Georg Cantor, founder of set theory, in the 1870s proved that not all infinite sets are equal: for example, the set of integers is “less” than the set of all real numbers, also known as the continuum. (Since real numbers include irrational as well as rational and integer numbers.) Cantor also suggested that there are no sets of intermediate size, that is, larger than the set of integers, but smaller than the continuum. But he could not prove this continuum hypothesis, like many mathematicians and logicians – his followers.

Their efforts were in vain. In 1940, Godel conducted a study (which was completed only in the 1960s by the American mathematician Paul Cohen), in which, using axioms, he proved that the continuum hypothesis can be neither true nor false.

Gödel and Cohen’s work on the continuum hypothesis admits that there may be parallel mathematical universes that meet the laws of standard mathematics: one in which the continuum hypothesis becomes a generally accepted axiom, that is, is declared true, and the second in which it is also declared false.

Learning limb

In their latest work, Yehudaev and his colleagues define learning as the ability to make predictions for a relatively large data set by sampling a small number of data points. The connection with Cantor’s problem is that there are infinitely many ways to select a smaller set, but the size of this infinity is unknown.

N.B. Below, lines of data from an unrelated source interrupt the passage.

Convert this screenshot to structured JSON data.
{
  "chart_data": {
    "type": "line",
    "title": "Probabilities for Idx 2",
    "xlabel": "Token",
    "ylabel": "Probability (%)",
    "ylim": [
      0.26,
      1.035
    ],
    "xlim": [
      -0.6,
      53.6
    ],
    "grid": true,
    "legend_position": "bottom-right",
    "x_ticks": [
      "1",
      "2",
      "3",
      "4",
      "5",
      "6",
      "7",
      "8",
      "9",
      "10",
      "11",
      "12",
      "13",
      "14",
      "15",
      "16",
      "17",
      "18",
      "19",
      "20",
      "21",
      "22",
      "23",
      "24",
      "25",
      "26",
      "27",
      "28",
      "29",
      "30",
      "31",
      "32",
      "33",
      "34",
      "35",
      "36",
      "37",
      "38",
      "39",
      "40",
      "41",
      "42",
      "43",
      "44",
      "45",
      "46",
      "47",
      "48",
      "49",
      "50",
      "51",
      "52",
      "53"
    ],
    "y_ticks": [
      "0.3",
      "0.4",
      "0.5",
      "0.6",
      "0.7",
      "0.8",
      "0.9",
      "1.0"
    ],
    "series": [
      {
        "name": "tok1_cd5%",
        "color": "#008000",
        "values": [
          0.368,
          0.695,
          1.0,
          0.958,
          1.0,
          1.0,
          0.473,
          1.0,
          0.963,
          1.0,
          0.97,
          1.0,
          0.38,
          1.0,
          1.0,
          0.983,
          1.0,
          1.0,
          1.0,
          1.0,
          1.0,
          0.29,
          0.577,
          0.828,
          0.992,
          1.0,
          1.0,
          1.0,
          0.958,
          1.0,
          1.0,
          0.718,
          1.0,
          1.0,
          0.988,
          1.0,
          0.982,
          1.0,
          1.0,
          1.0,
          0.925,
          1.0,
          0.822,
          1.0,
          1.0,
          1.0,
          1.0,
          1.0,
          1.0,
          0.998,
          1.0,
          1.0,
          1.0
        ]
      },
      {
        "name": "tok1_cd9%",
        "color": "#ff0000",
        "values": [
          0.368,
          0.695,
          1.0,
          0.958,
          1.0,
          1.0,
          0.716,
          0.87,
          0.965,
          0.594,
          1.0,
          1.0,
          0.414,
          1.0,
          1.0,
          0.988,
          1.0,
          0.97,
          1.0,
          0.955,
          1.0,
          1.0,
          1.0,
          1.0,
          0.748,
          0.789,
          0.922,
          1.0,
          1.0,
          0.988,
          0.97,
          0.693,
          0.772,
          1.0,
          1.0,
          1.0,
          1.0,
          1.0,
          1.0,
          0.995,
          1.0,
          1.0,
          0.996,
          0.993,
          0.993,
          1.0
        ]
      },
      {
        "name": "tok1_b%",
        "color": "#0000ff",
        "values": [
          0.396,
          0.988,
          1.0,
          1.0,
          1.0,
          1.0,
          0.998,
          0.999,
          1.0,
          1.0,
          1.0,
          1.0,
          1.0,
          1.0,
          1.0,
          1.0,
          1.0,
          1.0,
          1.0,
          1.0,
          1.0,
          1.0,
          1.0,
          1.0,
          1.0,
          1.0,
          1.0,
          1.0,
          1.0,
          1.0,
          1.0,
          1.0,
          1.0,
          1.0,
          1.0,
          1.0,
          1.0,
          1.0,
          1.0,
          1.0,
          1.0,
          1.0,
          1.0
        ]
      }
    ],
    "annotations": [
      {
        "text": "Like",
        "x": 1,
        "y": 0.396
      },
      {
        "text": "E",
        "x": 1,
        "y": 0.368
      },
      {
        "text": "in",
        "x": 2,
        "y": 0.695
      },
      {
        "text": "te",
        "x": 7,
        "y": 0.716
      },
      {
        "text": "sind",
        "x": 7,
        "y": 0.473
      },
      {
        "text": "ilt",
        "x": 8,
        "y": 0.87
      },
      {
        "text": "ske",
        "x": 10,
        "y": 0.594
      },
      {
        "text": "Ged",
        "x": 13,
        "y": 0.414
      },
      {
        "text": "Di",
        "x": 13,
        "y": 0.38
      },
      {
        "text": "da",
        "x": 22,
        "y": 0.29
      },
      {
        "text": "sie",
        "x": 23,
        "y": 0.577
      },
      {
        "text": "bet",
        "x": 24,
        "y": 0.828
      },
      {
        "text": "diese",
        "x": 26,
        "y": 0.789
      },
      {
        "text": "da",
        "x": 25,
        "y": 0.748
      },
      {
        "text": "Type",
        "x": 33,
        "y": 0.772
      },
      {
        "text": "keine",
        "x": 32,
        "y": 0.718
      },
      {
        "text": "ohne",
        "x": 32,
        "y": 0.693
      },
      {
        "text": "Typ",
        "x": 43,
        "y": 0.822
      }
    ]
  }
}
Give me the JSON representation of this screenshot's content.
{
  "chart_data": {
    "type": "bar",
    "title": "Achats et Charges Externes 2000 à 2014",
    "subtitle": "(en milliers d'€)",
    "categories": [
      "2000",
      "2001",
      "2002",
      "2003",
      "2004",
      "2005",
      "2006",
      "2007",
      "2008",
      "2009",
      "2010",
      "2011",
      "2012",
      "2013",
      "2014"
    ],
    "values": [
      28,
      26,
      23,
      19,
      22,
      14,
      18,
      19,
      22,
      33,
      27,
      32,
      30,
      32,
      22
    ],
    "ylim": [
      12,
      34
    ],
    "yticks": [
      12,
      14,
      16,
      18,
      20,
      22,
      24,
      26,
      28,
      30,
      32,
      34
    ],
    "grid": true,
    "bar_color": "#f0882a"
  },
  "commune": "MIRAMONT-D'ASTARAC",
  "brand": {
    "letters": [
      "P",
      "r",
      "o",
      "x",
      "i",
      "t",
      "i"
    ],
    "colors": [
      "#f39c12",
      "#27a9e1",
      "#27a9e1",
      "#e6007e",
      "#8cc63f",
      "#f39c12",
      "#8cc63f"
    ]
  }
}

Further, the authors show that if the continuum hypothesis is true, then a small sample is sufficient for extrapolation. But if it is false, then there cannot be a finite sample that would be sufficient. Thus, they believe that the learning problem is actually equivalent to the continuum hypothesis. As a result, the problem of learning is also in a state of uncertainty, which can only be solved by choosing an axiomatic universe.

“The result of the study also helps build a wider understanding of learning,” says Yehudaev. “This connection between compression and generalization is really fundamental in understanding the learning process.”

“Researchers have discovered a number of such“ insoluble ”problems,” says Peter O’Hearn, a computer science specialist at University College London. In particular, according to the results of Godel’s work, Alan Turing, one of the founders of the theory of algorithms, discovered a class of questions that no computer program can be guaranteed to answer for any finite number of steps.

“However, the insolubility obtained in recent studies is very rare and much more surprising,” adds O’Hearn: it indicates that Godel discovered the inner incompleteness of any kind of mathematical language. The results obtained are likely to be important for the theory of machine learning, but this is unlikely to have a great practical impact.

Write in the comments what you think about this material, and we invite you to free webinarin which we talk about regression analysis methods in Data Science.